Page MenuHomePhabricator

Develop a node kafka driver based on librdkafka
Closed, ResolvedPublic

Description

Experience in running ChangeProp in production showed, that kafka-node driver doesn't meet stability or performance requirements. Alternative existing driver, kafka-native doesn't support kafka 0.9 and doesn't seem to be actively maintained. So, after a lot of consideration it's been decided to try building our own kafka driver for node.js. A very early prototype could be found here.

Currently it's a wrapper over librdkafka C++ API, that supports asynchronous message consuming and fire-and-forget production of the messages. The effort is still in a very early stage, but performance already seem promising, on my laptop I could reach consumption rate of ~100.000 msg/s.

Obviously, this is still very early to judge about the stability of this driver, and a lot of work still needs to be done. Here's a brief outline of the plan:

  • Support providing the configuration
  • Support fire-and-forget asynchronous commits

After that's done, it would be possible to reimplement ChangeProp on top of the new driver and test whether it fits our needs. If we find the approach good enough, some of the next steps would be:

  • Support callbacks on production
  • Support callbacks on offset commits
  • Properly handle all the error conditions
  • Review locking and thread-safety, optimise for performance, write tests etc.

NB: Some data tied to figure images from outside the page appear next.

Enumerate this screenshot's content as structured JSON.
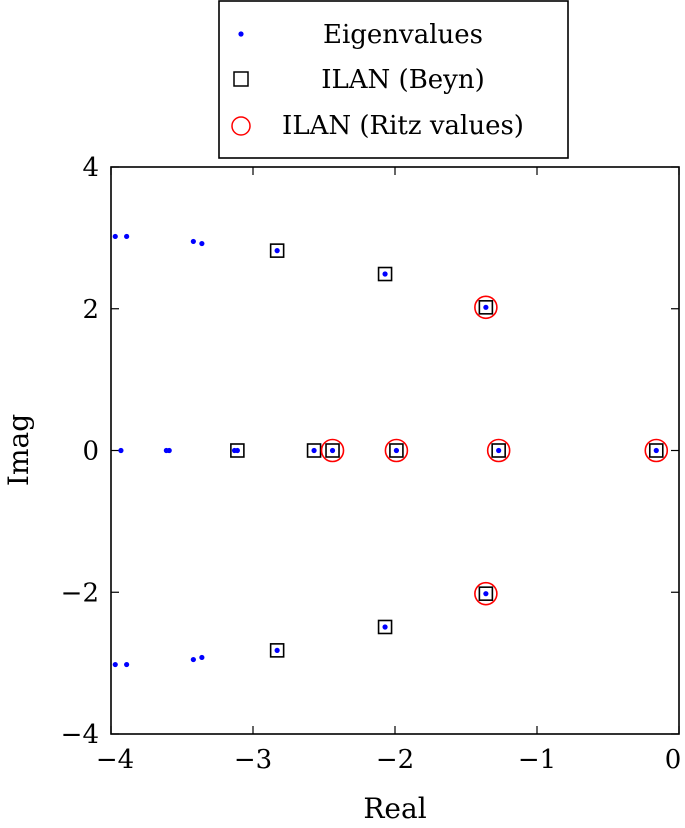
{
  "chart_data": {
    "type": "scatter",
    "xlabel": "Real",
    "ylabel": "Imag",
    "xlim": [
      -4,
      0
    ],
    "ylim": [
      -4,
      4
    ],
    "x_ticks": [
      -4,
      -3,
      -2,
      -1,
      0
    ],
    "y_ticks": [
      -4,
      -2,
      0,
      2,
      4
    ],
    "x_tick_labels": [
      "−4",
      "−3",
      "−2",
      "−1",
      "0"
    ],
    "y_tick_labels": [
      "−4",
      "−2",
      "0",
      "2",
      "4"
    ],
    "grid": false,
    "legend_position": "top-center (above plot)",
    "legend": [
      {
        "label": "Eigenvalues",
        "marker": "dot",
        "color": "#0000ff"
      },
      {
        "label": "ILAN (Beyn)",
        "marker": "square",
        "color": "#000000"
      },
      {
        "label": "ILAN (Ritz values)",
        "marker": "circle",
        "color": "#ff0000"
      }
    ],
    "series": [
      {
        "name": "Eigenvalues",
        "marker": "dot",
        "color": "#0000ff",
        "points": [
          [
            -3.97,
            3.02
          ],
          [
            -3.89,
            3.02
          ],
          [
            -3.42,
            2.95
          ],
          [
            -3.36,
            2.92
          ],
          [
            -2.83,
            2.82
          ],
          [
            -2.07,
            2.49
          ],
          [
            -1.36,
            2.02
          ],
          [
            -3.93,
            0
          ],
          [
            -3.61,
            0
          ],
          [
            -3.59,
            0
          ],
          [
            -3.13,
            0
          ],
          [
            -3.11,
            0
          ],
          [
            -2.57,
            0
          ],
          [
            -2.44,
            0
          ],
          [
            -1.99,
            0
          ],
          [
            -1.27,
            0
          ],
          [
            -0.16,
            0
          ],
          [
            -1.36,
            -2.02
          ],
          [
            -2.07,
            -2.49
          ],
          [
            -2.83,
            -2.82
          ],
          [
            -3.42,
            -2.95
          ],
          [
            -3.36,
            -2.92
          ],
          [
            -3.97,
            -3.02
          ],
          [
            -3.89,
            -3.02
          ]
        ]
      },
      {
        "name": "ILAN (Beyn)",
        "marker": "square",
        "color": "#000000",
        "points": [
          [
            -2.83,
            2.82
          ],
          [
            -2.07,
            2.49
          ],
          [
            -1.36,
            2.02
          ],
          [
            -3.11,
            0
          ],
          [
            -2.57,
            0
          ],
          [
            -2.44,
            0
          ],
          [
            -1.99,
            0
          ],
          [
            -1.27,
            0
          ],
          [
            -0.16,
            0
          ],
          [
            -1.36,
            -2.02
          ],
          [
            -2.07,
            -2.49
          ],
          [
            -2.83,
            -2.82
          ]
        ]
      },
      {
        "name": "ILAN (Ritz values)",
        "marker": "circle",
        "color": "#ff0000",
        "points": [
          [
            -1.36,
            2.02
          ],
          [
            -2.44,
            0
          ],
          [
            -1.99,
            0
          ],
          [
            -1.27,
            0
          ],
          [
            -0.16,
            0
          ],
          [
            -1.36,
            -2.02
          ]
        ]
      }
    ]
  }
}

I still cannot estimate the scope of work needed to be done or write any timeline on this, because it's still not clear how CP would perform on this new driver

Event Timeline

GWicke renamed this task from Develop a node kafka driver to Develop a node kafka driver based on librdkafka.Jul 13 2016, 6:25 PM

Hm, btw!

https://github.com/apache/kafka/pull/1678/files

I'm pretty sure the librdkafka @Pchelolo is building on already supports 0.10, so if we get change-prop running on this, we should be cleared for eventual upgrade to 0.10 on the main Kafka clusters. analytics Kafka will be more difficult, since there are many varying clients that consume from it.

After all we've decided to go with the driver developed and open-sourced by Blizzard: https://github.com/Blizzard/node-rdkafka Currently we're running our own fork in production with a little modification to avoid a bug in librdkafka, but hopefully it will be fixed and we will be able to switch to upstream. Resolving this ticket.